Texto y fotos Cony Herrera López/NOTIVER
En el Centro Veracruzano de las Artes ´Hugo Argüelles´, se llevó a cabo el concierto ´Del Barroco al Modernismo´, de la pianista Raquel Fisk, quien compartió su gran talento con decenas de personas que asistieron y disfrutaron de la velada musical realizada el jueves nueve de abril.
Raquel Fisk debutó a los 14 años en Carnegie Hall, tras realizar a los 13 años su primera gira en China, consolidándose como una de las jóvenes pianistas más prometedoras de su generación.
Ha sido solista con destacadas orquestas en México, como la Sinfónica de Xalapa, interpretando conciertos de Saint-Saëns, Tchaikovski y Mozart.
Ganadora del primer lugar en las competencias Ruth Davidson (NEPTA), MTNA y Bay State, y acreedora a reconocimientos en EE. UU; ha recibido elogios de la crítica, incluido el Festival Bach de Bethlehem.

Formada bajo la guía de distinguidos maestros, a los 18 años fue invitada a continuar sus estudios en Florencia con el pianista Andrea Lucchesini.
Posteriormente obtuvo la licenciatura en el Conservatorio de Música de San Francisco, donde estudió con Jon Nakamatsu y recibió una formación intensiva en música de cámara con Julio Elizalde.
Raquel actualmente continúa su preparación de maestría en la Barenboim – Said Akademie en Berlín, dentro de la cátedra de András Schiffff.
El programa que presentó la artista en Veracruz incluyó piezas de Bach, Beethoven, Ravel, Ginastera y Stravinsky, al respecto, comenta a NOTIVER:
“La primera parte trae una suite de Bach, que son pequeñitos movimientos de danzas francesas; traemos Alborada del Gracioso, que no es un baile, pero más bien es un gracioso que se puede imaginar que se está bailando por la alborada; después tenemos danzas argentinas de Ginastera y aparte de eso tenemos Petrushka de Stravinsky, que es efectivamente una obra hecha para solo piano, se compuso originalmente para un ballet.
Por eso pensé en incluir las danzas de Bach, para combinar lo clásico con lo más popular, algo de más baile; y la sonata de Beethoven que es muy virtuosa, también tiene mucha electricidad que combina bien con el tema del baile”.

Para la artista oriunda de Boston, EEUU, con raíces veracruzanas ya que su mamá es de Xalapa, el camino en la música requiere de ciertos sacrificios:
“Empecé a los tres años y medio de edad a estudiar mucho, sobre todo a partir de los 13 años; pero son sacrificios que nunca los he visto así, de esa forma, como de que tengo que sacrificar una cosa para tener otra.

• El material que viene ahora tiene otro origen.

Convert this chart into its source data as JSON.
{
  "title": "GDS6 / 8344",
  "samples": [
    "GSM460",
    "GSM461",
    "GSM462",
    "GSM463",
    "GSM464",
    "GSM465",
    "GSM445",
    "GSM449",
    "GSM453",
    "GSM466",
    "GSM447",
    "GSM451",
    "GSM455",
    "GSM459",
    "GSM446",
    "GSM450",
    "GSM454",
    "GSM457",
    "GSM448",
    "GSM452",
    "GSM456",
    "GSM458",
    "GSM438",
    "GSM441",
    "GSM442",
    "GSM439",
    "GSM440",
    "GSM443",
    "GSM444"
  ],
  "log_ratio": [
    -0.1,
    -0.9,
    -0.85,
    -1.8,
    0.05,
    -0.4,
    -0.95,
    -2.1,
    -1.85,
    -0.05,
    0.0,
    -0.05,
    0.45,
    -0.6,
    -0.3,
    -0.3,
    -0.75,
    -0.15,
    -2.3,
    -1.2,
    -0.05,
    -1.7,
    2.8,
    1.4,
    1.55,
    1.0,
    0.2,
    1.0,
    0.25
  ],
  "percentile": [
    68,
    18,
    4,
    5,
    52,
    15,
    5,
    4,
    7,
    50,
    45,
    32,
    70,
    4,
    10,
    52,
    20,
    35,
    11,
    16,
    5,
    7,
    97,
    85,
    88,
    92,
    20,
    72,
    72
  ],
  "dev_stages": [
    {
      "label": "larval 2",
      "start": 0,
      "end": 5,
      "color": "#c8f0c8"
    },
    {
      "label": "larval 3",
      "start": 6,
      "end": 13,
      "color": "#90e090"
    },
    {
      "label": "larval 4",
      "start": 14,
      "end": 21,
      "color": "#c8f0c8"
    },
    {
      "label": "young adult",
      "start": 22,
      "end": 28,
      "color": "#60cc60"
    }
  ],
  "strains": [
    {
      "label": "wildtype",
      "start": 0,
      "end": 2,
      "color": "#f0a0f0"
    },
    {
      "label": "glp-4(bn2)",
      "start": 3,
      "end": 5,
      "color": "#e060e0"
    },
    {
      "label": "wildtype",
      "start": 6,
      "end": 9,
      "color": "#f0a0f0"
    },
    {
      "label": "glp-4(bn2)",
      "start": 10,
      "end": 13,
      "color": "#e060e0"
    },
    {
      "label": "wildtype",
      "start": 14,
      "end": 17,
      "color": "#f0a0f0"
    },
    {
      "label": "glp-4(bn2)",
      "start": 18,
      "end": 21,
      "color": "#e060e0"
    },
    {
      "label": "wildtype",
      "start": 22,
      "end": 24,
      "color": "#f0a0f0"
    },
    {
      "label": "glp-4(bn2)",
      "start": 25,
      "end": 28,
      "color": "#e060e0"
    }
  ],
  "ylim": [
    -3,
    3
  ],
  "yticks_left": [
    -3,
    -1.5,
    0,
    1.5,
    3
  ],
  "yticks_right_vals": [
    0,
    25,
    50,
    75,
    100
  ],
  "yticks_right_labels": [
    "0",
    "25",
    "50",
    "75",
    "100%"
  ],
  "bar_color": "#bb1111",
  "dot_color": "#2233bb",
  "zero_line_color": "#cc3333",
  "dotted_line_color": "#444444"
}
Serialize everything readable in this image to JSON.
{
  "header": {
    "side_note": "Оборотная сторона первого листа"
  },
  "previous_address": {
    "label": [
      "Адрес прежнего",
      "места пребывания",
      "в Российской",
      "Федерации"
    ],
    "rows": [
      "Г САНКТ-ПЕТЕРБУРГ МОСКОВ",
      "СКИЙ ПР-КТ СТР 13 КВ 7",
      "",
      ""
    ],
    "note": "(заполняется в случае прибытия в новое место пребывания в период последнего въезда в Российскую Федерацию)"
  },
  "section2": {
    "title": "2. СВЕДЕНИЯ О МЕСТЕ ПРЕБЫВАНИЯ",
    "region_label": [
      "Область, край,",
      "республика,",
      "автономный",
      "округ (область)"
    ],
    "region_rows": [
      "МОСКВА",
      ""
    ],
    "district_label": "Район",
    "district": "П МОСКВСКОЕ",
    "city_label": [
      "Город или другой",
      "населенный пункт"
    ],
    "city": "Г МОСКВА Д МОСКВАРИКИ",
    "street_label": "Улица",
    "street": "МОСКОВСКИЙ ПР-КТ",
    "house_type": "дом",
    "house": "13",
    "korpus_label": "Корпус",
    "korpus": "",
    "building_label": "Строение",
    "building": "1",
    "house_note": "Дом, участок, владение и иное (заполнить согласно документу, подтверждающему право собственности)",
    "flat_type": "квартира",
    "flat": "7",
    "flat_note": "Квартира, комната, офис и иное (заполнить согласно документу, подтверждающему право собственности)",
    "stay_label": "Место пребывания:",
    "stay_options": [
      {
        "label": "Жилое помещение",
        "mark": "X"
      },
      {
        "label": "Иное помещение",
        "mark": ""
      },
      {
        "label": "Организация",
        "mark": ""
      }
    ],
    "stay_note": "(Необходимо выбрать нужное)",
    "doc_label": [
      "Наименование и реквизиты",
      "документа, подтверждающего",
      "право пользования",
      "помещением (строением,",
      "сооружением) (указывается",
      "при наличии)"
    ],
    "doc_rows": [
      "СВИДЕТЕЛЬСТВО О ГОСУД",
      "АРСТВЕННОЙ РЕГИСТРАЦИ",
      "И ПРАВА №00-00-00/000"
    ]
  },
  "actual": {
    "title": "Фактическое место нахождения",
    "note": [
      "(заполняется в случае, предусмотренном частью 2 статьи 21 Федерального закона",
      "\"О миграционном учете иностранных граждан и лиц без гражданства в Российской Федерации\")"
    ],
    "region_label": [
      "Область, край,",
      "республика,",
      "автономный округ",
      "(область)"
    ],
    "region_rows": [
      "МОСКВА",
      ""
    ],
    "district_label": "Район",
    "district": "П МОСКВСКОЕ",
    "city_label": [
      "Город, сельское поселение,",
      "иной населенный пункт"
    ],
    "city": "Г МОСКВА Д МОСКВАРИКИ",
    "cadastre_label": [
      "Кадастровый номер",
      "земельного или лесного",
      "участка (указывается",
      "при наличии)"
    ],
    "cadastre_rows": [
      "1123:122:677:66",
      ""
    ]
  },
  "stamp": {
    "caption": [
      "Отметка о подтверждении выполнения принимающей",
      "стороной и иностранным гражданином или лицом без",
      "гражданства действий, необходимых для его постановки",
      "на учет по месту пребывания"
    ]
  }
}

Siempre ha sido un placer escoger el piano primero, escoger mi arte, y me siento muy feliz de poder compartir esa música con el público”.
Actualmente Raquel sigue preparándose:
“Acabo de empezar mi maestría en Berlín, estoy estudiando con el maestro Sir András Schiffy, es un gran maestro en la música de Mozart, Bach, interpretaciones también de Beethoven, y de Bartók.
Estoy disfrutando mucho mis estudios allá, pero vine para echarme unos conciertitos para disfrutar del público de Veracruz y también tengo un concierto en la Ciudad de México con la UNAM el 16 de abril, después regreso inmediatamente para completar mis cursos”.
Muy enfocada en su preparación, convencida en aprovechar al máximo la gran oportunidad que tiene, ya que es una decisión que toma con mucha seriedad, Raquel Fisk comparte sus puntos de vista:
“Creo que la juventud se puede relacionar con la música en muchas formas, sobre todo porque es la base de nuestra cultura social.
En lo personal también escucho mucho reggaetón y música popular, me encanta el rapeo, creo que todo es arte y todo es música.
Pero también el estilo de vida es algo muy importante para mí, me enfoco mucho en preservar mi salud, mi cuerpo, cuido bien lo que como, y también me encanta ir al gimnasio, hacer calistenia, son cosas que a veces no se piensan cuando uno piensa en un músico, pero creo que realmente van juntos, es como algo conectado, porque ser músico es una forma de vida, y si tú le respetas tu vida, pues también vas a respetar tu arte”.
Finalmente, la pianista afirma:
“El arte es para todos, no es para un grupo en particular, soy muy fan de eso, creo que todos debemos tratar de disfrutar del arte, porque en realidad cambia mucho la calidad de nuestra vida, sobre todo en un siglo donde estamos todos metidos en nuestros teléfonos, en la tecnología, en no tener muchas interacciones humanas; la música es algo que expresa el estado humano, es la cosa más importante de disfrutar, entonces ve a un museo de arte, ve a un concierto y disfruta de la capacidad creativa del ser humano”.